Logging out of Codex clears the cached local credential used by the CLI or IDE extension on the current machine. Use it before handing over a shared shell, switching accounts, or leaving a runner that should not keep access to ChatGPT or an OpenAI API key.
The codex logout command removes stored Codex authentication credentials. Codex reuses cached sign-in details between launches, and the CLI and IDE extension share that cached login. Credential storage can use the operating system credential store or auth.json under CODEX_HOME, which defaults to /~/.codex.
Logout is local credential cleanup, not upstream revocation. It does not revoke a browser ChatGPT session or disable an OpenAI API key in the owning account. If a token, key, or copied auth.json file may be exposed, revoke or rotate that credential after clearing the local cache.

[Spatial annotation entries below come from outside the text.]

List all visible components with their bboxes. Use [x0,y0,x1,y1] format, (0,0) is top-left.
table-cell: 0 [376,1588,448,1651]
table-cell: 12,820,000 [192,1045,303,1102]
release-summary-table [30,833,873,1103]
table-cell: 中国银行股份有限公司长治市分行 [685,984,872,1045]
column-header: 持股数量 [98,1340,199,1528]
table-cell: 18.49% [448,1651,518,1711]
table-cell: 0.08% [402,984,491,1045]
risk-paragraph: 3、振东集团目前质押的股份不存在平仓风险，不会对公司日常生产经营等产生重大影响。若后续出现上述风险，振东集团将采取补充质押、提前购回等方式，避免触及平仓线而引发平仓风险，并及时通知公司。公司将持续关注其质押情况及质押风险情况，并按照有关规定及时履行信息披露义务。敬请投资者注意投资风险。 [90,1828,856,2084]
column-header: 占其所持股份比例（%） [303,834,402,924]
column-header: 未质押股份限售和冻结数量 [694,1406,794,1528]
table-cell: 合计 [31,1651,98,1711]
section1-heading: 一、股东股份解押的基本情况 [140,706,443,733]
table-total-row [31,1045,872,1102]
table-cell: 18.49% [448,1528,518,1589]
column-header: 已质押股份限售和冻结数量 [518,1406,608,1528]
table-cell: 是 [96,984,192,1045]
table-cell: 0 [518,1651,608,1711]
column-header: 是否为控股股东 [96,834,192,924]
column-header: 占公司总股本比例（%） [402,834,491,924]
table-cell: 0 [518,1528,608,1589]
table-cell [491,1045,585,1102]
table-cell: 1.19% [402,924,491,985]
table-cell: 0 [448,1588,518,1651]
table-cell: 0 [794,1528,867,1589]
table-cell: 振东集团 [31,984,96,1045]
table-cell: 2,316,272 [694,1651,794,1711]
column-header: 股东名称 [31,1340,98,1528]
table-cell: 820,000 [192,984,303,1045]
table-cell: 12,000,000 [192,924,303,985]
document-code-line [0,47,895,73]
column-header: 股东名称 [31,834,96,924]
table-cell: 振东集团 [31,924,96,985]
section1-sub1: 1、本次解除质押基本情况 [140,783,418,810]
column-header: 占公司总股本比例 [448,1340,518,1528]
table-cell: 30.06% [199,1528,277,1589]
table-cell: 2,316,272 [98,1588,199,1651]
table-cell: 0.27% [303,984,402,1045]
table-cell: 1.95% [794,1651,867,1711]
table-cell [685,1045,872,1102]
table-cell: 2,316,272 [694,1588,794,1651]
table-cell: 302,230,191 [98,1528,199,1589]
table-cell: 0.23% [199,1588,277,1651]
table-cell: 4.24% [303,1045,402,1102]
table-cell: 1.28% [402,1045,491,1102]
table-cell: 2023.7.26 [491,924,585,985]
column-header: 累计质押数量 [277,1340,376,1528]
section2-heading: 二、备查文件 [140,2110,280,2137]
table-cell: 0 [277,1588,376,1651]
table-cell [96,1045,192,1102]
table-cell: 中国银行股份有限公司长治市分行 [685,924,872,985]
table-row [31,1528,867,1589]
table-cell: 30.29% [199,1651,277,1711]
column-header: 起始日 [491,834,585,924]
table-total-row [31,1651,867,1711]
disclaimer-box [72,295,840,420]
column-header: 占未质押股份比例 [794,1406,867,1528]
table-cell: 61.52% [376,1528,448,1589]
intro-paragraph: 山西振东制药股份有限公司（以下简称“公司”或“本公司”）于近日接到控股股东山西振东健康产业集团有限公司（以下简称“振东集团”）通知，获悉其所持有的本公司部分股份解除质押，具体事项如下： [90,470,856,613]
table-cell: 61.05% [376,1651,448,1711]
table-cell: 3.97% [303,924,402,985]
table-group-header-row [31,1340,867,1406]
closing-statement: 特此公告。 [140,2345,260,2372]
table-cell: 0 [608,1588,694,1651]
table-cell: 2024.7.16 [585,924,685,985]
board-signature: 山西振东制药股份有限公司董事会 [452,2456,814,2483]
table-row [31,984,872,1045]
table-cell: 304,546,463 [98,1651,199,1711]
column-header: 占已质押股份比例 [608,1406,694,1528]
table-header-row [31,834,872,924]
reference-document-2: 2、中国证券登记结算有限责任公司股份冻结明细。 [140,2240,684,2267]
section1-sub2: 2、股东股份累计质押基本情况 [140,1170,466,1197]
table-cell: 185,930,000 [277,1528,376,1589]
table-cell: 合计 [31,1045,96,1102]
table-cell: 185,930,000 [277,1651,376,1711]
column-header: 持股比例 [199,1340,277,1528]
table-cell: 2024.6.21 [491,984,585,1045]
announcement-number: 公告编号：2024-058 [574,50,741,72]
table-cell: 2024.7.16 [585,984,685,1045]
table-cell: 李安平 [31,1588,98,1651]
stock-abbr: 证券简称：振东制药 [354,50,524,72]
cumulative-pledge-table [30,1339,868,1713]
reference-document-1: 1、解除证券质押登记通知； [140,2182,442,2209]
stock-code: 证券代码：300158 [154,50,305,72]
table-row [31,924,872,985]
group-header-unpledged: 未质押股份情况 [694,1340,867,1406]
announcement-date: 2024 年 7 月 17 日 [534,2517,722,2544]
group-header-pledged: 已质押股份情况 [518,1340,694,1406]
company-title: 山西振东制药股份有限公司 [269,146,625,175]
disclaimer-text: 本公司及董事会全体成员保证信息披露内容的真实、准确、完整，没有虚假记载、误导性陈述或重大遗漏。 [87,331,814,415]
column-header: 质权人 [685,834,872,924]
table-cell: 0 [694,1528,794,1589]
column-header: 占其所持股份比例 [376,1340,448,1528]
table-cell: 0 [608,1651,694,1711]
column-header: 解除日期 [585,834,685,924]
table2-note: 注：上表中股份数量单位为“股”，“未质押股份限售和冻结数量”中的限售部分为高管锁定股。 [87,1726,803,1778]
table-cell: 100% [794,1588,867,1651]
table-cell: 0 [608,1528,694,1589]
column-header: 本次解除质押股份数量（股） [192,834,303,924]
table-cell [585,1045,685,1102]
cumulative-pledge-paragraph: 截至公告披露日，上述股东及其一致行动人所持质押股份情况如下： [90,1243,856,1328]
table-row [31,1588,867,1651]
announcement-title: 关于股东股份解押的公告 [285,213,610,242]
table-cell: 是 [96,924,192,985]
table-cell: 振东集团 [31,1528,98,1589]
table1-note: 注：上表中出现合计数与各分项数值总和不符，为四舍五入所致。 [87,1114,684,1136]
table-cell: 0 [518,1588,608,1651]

Related: How to check Codex login status
$ codex login status Logged in using an API key - sk-proj-***00000
A ChatGPT session prints Logged in using ChatGPT. If the command already prints Not logged in, the local profile has no cached login to remove.
$ codex logout Successfully logged out
The command clears stored credentials for the active Codex profile. When no cached session exists, it prints Not logged in and exits cleanly.
$ codex login status Not logged in
With file-based credential storage, logout removes auth.json from CODEX_HOME. The unauthenticated status check exits with status 1.
$ codex login
Plain codex login starts the ChatGPT browser sign-in path.